The cabin presents no code problems and satisfies all the regulations schools must meet for classroom space, he said.

Having previously taught at other schools of the modern windowless design - which look more like bomb shelters than schools - Beach says he greatly prefers the cabin.

Where else could a teacher catch the aroma of fresh tomatoes and apple butter from the seasonal community cannery next door? he says. "It's full of life."

"The cabin's the cabin," said student Andy Stull. "It's always been here. If you grow up in the community, you accept it."

Students were involved with the cabin long before classes were held there. The father of the structure was Riner math teacher Harvey W. McCann Jr., who decided in 1941 that the community needed a recreation center other than a pool hall.

McCann's students embraced the project avidly, sponsoring fund-raising benefits and, with donated materials, staging an old-fashioned log-cabin-raising.

World War II nearly interrupted construction. McCann left Riner to pilot B-17 bombers and turned his supervisory responsibilities to George C. Gulliams.

Gulliams, who retired in 1987 after working 45 years for Montgomery County schools, then was a young agriculture teacher fresh out of college.

"He asked me if I would see that it was finished," Gulliams said of McCann. "I said I would."

With help from the Riner Grange association, and from Bob Weaver, the Riner school's custodian, Gulliams and the students completed the cabin during the war.

McCann never returned, losing his life in a plane crash after the war.

Thereafter, the building had a lively existence, housing grange meetings, wedding receptions, band practices, extension dinners, Halloween parties, piano recitals and all sorts of civic happenings.

"There's a lot of strong sentiment toward that building," said long-time Riner resident J. Edwin Keith. "It's so much of our history."

About 20 years ago the cabin became a classroom. "The school needed the space more than the community did," said Gulliams.

The large fireplace was covered by boards and a wall was built to divide the cabin into two classrooms.

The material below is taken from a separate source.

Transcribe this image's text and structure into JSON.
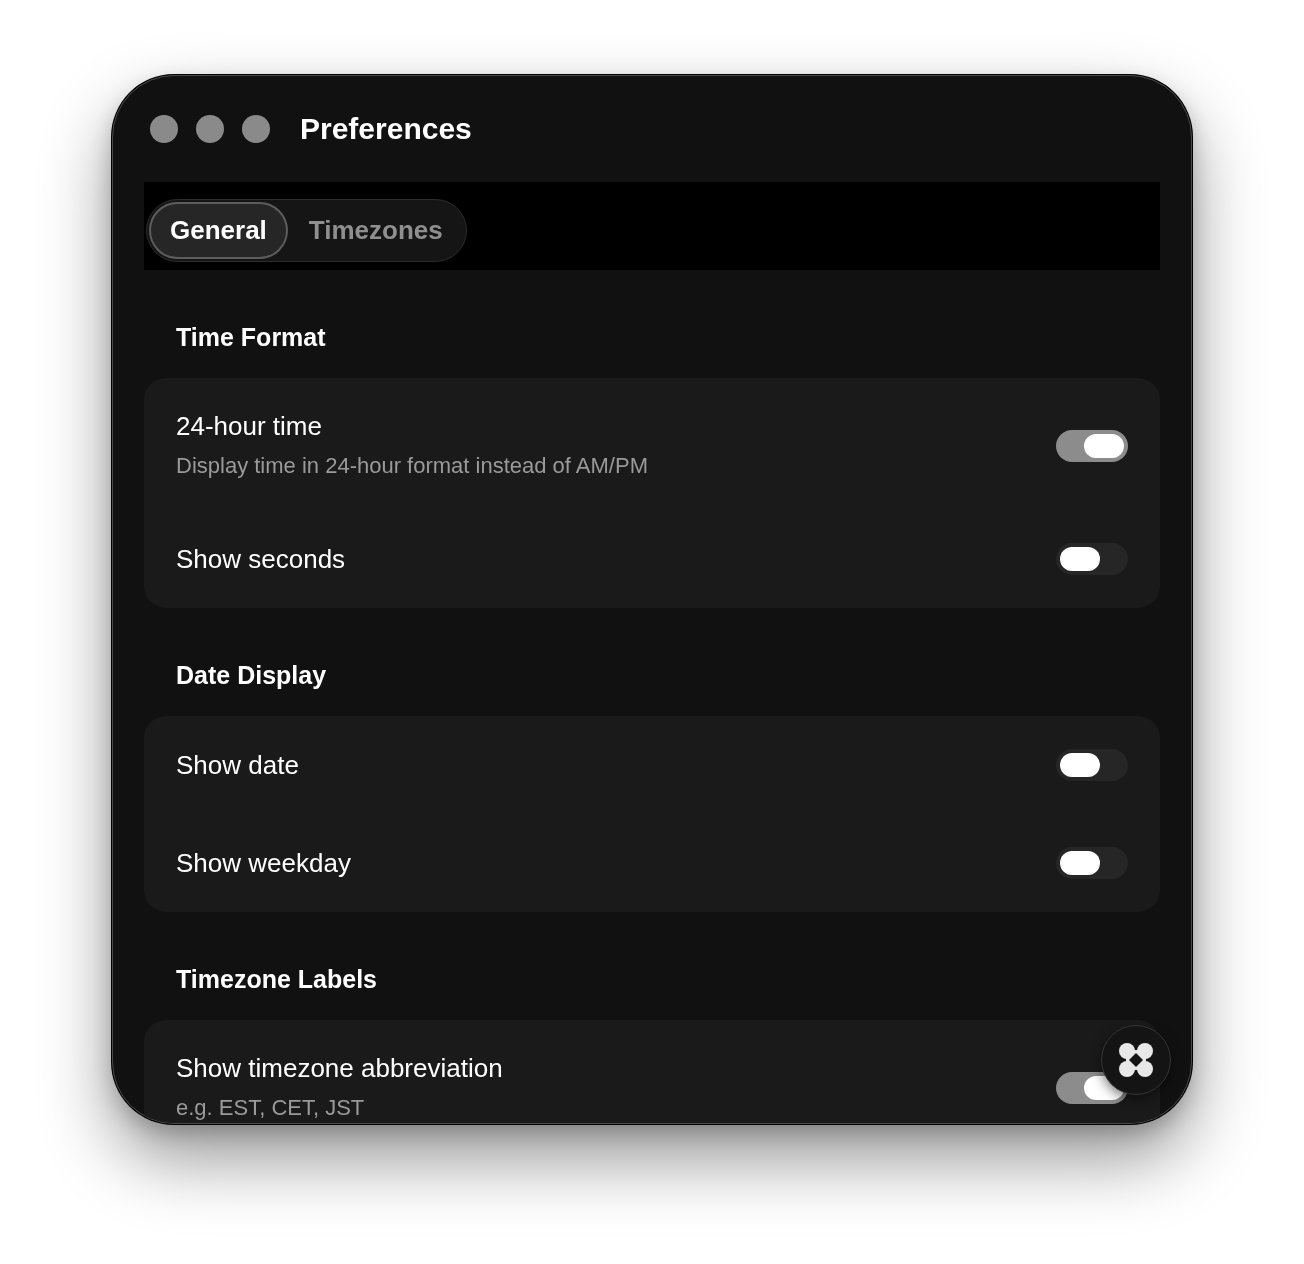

Beach's office, a small room off from the main classroom, used to be a kitchen.

The cabin sits beside present-day Auburn Middle and High School. Like many other buildings in the Riner area, the school occupies what once were open fields.

Things are changing in Riner as subdivisions grow where crops once did. Some parents believe the county's financial commitment to Auburn school isn't keeping pace, and that the shabby cabin is symbolic.

Miller, who took piano lessons in the cabin as an elementary school student, says opinions about the building vary among community members.

"It would depend on who you ask. Some people see it as an issue of disparity and neglect. Others see it as part of our heritage."

"It's very important for people in our community to be given the same respect as other areas of the county," said Beach.

Yet he's "quite proud" of the cabin, and so are his students. Beach said he polled his classes when the cabin was criticized by Worth.

"All they said was that they'd like for the heat to work consistently."

Schoff said a new propane furnace is in the works for the cabin.

Meanwhile, the school system believes the cabin "serves its purpose well," he said.

"It's going to be there for some time. What better place to teach U.S. government?"